Why Your Teenager Should Get a Job! - Terrific Parenting by Dr. Randy Cale

Despite the culture of affluence, Western society has its strengths. The progeny of the affluent are encouraged to seek part-time menial jobs like waiters, laborers, clerks, to enable them to absorb the work ethic. Work can be a humbling experience instilling the sense that recommendation is not necessarily the sole qualification. It also sends a message that what you know counts more than whom you know – photo Terrific Parenting

 

The Concept of Qut

Mowahid Hussain Shah


Intriguing is the impact of adversity on human character. In other words, the concept of qut (rhymes with put), the Punjabi term for absorbing punishment and enduring a beating.

Hardship can be a great teacher, imparting enduring lessons.

Adversity does have a make-or-break impact. In many instances, it debilitates resolve, saps confidence and leads to a resigned acceptance of the unfairness of life and the unlikelihood of a positive change.
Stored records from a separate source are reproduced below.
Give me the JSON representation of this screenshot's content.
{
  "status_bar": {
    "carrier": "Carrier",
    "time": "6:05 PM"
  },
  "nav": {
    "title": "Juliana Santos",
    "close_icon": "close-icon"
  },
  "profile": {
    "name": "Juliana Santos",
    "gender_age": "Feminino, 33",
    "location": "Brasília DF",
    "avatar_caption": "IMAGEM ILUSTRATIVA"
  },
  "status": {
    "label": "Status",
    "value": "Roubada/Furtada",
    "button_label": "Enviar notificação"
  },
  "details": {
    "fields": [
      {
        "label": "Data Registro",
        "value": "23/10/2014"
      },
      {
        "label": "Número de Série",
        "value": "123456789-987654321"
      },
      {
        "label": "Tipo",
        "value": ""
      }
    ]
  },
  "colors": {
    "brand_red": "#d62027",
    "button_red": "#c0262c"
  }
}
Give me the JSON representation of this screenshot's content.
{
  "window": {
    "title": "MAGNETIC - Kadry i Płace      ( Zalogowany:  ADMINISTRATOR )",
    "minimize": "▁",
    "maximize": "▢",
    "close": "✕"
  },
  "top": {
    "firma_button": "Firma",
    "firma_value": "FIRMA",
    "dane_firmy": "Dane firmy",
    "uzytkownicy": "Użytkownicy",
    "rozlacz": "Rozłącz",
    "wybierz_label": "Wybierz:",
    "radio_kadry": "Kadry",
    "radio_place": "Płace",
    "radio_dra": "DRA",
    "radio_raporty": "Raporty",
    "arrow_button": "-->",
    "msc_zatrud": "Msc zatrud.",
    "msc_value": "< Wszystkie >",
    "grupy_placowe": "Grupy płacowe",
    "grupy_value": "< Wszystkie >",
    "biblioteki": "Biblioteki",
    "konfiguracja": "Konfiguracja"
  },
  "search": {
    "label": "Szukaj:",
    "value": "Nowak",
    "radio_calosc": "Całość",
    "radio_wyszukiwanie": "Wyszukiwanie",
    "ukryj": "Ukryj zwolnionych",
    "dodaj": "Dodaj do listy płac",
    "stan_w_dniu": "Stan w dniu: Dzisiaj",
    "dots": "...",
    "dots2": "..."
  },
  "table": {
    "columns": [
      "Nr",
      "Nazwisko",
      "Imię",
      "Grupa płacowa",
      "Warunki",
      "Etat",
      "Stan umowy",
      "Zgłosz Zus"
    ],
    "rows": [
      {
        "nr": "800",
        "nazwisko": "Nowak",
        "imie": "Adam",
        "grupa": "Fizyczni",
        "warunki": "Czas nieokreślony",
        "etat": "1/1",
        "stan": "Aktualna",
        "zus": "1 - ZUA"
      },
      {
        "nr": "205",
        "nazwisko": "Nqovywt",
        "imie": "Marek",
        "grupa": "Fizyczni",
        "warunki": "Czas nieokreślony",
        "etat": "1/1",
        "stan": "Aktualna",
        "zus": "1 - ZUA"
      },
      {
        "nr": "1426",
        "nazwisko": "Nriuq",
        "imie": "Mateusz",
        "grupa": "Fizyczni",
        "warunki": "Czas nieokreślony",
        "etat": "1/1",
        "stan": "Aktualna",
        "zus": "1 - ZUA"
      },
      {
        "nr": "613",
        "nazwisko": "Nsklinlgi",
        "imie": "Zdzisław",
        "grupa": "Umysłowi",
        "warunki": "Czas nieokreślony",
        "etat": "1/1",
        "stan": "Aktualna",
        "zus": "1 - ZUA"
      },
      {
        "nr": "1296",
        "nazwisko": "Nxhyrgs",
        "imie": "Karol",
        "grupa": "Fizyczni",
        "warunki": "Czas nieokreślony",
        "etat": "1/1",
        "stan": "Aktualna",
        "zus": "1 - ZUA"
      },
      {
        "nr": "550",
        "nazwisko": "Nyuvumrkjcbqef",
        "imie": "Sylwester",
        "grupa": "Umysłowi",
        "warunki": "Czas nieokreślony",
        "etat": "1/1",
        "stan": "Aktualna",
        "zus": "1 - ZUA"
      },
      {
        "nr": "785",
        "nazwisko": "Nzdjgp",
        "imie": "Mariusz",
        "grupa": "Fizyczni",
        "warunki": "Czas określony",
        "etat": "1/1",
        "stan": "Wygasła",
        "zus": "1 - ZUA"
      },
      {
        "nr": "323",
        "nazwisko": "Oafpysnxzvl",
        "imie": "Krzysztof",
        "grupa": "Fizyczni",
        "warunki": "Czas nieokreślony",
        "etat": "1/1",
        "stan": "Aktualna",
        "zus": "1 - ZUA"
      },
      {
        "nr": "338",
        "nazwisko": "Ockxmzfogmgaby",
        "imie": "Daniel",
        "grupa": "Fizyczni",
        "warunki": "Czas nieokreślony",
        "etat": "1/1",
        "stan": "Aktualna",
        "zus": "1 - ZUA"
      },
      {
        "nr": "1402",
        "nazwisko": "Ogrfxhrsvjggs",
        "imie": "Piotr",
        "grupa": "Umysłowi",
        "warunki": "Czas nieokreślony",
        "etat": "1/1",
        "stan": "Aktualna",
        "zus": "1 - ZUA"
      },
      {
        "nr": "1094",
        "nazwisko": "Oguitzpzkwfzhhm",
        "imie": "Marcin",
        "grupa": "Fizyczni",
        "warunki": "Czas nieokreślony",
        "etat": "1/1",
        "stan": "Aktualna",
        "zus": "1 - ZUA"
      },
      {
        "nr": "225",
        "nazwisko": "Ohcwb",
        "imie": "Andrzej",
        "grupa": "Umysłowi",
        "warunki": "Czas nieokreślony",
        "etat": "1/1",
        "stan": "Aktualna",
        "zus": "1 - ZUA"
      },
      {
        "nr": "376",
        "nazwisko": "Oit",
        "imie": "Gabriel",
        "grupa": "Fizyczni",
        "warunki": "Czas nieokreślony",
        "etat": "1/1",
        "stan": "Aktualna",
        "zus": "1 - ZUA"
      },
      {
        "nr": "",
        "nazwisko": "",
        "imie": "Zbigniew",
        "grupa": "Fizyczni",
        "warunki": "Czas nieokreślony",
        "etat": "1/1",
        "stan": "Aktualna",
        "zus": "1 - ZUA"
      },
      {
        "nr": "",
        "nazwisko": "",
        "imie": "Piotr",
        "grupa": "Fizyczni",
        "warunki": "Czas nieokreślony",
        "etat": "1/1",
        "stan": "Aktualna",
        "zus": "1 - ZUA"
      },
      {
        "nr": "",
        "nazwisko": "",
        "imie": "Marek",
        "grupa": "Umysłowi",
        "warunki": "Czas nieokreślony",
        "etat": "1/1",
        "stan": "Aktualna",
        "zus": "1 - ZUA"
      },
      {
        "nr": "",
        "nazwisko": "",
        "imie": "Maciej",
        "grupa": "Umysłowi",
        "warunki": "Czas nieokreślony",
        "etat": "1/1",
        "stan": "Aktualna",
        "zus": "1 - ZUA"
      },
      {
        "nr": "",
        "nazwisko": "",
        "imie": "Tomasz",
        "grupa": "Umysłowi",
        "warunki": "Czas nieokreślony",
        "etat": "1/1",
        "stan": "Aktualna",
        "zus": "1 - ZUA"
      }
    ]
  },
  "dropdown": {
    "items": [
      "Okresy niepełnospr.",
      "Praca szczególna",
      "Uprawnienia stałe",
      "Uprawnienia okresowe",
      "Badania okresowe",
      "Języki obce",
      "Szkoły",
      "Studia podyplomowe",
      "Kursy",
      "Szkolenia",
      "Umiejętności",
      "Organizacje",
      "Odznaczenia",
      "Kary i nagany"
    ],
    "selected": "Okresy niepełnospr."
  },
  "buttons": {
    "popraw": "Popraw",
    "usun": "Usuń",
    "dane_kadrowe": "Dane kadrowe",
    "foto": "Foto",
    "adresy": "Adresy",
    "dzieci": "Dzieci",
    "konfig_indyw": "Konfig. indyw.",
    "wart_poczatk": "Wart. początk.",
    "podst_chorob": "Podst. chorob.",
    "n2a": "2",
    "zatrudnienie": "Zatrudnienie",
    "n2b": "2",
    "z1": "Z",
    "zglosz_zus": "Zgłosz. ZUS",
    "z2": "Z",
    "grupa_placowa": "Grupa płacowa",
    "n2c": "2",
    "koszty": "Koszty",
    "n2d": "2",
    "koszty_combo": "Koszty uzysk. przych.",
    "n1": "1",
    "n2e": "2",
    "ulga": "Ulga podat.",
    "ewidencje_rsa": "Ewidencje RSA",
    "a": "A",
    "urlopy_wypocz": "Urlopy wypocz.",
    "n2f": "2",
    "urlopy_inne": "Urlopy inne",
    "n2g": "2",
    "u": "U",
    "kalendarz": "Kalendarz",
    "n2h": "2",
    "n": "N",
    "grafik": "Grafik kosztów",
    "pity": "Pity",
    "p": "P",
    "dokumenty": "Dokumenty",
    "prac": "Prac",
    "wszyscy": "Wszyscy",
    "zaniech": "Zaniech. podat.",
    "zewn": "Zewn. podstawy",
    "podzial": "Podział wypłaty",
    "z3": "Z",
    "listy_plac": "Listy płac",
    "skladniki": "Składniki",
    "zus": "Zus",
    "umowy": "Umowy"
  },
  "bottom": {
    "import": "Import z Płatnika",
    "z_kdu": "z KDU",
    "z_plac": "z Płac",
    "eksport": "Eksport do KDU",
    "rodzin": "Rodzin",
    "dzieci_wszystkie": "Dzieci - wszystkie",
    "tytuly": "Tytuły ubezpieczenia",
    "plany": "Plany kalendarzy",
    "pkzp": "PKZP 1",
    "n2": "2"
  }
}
There is an addiction to failure and an allergy to success. But in a few cases, adversity can be a tremendous character-builder. Bouncing back after setbacks and suffering reinforces faith in the capacity to survive in the human jungle with élan. If success is seen as fleeting, so, too, can be failures.

The history of great lives is often the story of the human spirit maintaining its dignity in difficulty. It is a tale replete with disappointment and heartbreak. The common denominator is the unwillingness to accept the permanence of a gloomy situation.

Sometimes, setbacks are a stepping-stone to success. The poem, “Invictus” by William E. Henley talks of one’s “unconquerable soul” being subject to adversity and emerging “bloody, but unbowed”. This can also apply to those resisting superior forces backed by overwhelming firepower, and yet dauntlessly fighting on. By not quitting, they are winning.

A Qaum, which can endure qut, can never be written off.

Materially well-endowed societies with massive technological superiority are sometimes vulnerable and fragile from within. Caught between fear and desire, they are more prone to panic and paranoia and, consequently, overreact to adversity.

Similarly, ‘helicopter’ parents don’t do their children any favors. Transparent are the travails of the molly-coddled children of the wealthy. Their education, career paths, and even matrimonial choices are often steered by their parents, walling their children from the ups and downs of life.

Their power of independent decision-making remains shriveled and initiative limp. Over-pampered from the outset, they are unprepared to face the unavoidable blows of life and lack, thereby, the resilience to overcome life’s obstacles. Openly materialistic and self-absorbed, they seem disinterested in the wider world.

 
And, on big occasions, they may not be mentally tough enough to raise their game. Having not gone through the furnace, they have little empathy for those on the receiving end of life. This may partially explain the huge disconnect between the elite and the street, which currently roils the Muslim world.

Despite the culture of affluence, Western society has its strengths. The progeny of the affluent are encouraged to seek part-time menial jobs like waiters, laborers, clerks, to enable them to absorb the work ethic. Work can be a humbling experience instilling the sense that recommendation is not necessarily the sole qualification. It also sends a message that what you know counts more than whom you know.

It has been said that it is not a sin to be knocked down; it is a sin to stay down.

The lacerations of qut are the smiling wounds which give one the fortitude and faith not to fear the long night as something endless, but to hope for the inevitability of dawn.